Mas por vezes contra estes grandes, rebeldia contra aquele(s) de quem se
aprende. E onde pode despontar a muito frequente ‘vontade’, não apenas de ser
grande, mas de se ser ‘admirado’
ou invejado enquanto grande por outros, pelos outros. Em francês, esta ‘vontade’
em antropologia diz-se ‘envie’ e ser-se ‘invejado’ diz-se ‘envié’, o que
permite melhor do que em português entender esta subtil mudança das ‘vontades’
para querer ser o melhor, o primeiro em..., ter melhores notas, desporto, ser a
mais bonita, sucessos vários, ganhar dinheiro, e por aí fora, donde vêm as
rivalidades, as competições, as guerras de que as histórias se fazem. Será a
raiz do mal, que a química ajuda poderosamente? H. Arendt, na sua aula,
contesta justamente a tese tradicional do egoísmo como raiz do mal. Não é isto
que aqui se propõe, já que o ‘ego’ é gerado indescernivelmente pelo social no
químico: é a sociedade que propõe o leque de lugares possíveis de preencher
assim como as regras, os costumes, para lhes aceder. O ‘mal moral’ será o
atropelo dessas regras para se ter o tal melhor lugar social, o mais invejável.
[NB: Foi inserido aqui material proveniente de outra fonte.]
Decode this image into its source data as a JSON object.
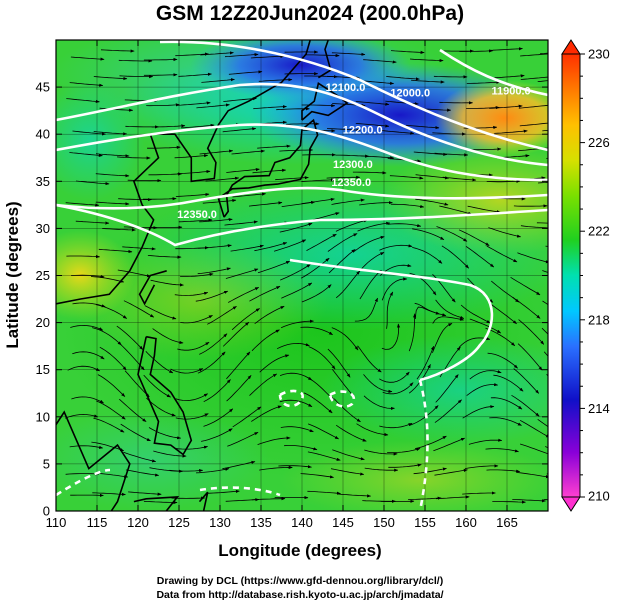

Este mal é pois banal e radical (tem raízes), mas raramente é monstruoso,
felizmente.
9. A dificuldade filosófica da questão vem, creio,
da tradição ocidental cujas duas fontes, a filosofia grega e a tradição
bíblica, opõem Bem e Mal. Em
contraponto claro com a mitologia grega e os comportamentos bons e maus dos
deuses e também com as tragédias pré-socráticas que tentam pensar os destinos
humanos entre castigos divinos, arbitrários ou não, e excessos (hubris) humanos, a Forma ideal do Bem na República dará lugar no Timeu ao Demiurgo que forma o mundo até ao nível das
almas humanas, enquanto se discute se haverá uma Forma ideal do mal, do lixo,
da morte, e se contesta que haja ‘mistura’ entre as Formas ideais,
contaminações portanto do Bem pelo Mal. Na tradição bíblica, o Deus antigo que
abençoa e amaldiçoa cederá claramente na tradição apocalíptica vinda de
Zaratustra à oposição entre Deus e o Diabo, sendo que desde o Génesis 2-3 que a
oposição entre Bem e Mal é marcada, a própria morte sendo castigo dos humanos
após uma criação boa. É provável que as posições variáveis da tradição
filosófica tenham conhecido algumas excepções (Spinoza, Schopenhauer,
Nietzsche), mas o que dela veio como dominância até nós, o que Heidegger chamou
ontoteologia, implica uma
exterioridade do Mal ao Bem que a respectiva personificação mitológica exibe
com clareza. Mas se fosse assim, seria sempre fácil discerni-los, qualquer
questão de ordem ética seria tão banal, tão simples de ser encarada como é a da
monstruosidade hitleriana para nós que viemos depois, ao contrário do que
parece ter sido o caso de Eichmann, uma espécie de cúmulo de banalidade.
[1] No Público de 9/10/2013, Irene Pimentel cita C. Browning, [Homens
ordinários. O Batalhão 101 da Policia de Reserva e a Solução Final na Polónia (1992), Web] que confirmou esta tese da banalidade
do mal estudando o comportamento dum batalhão de reservas responsável por
massacres na Polónia. Apenas 10% se escusaram, e eram mal vistos pelos outros.
Tratava-se, numa resenha na Web, de trabalhadores de Hamburgo de meia idade.
[2] A arguta Clara Ferreira
Alves, que muito admiro, não escapa a este preconceito vulgar contra Heidegger
no texto da Revista do Expresso de 12/10/2013.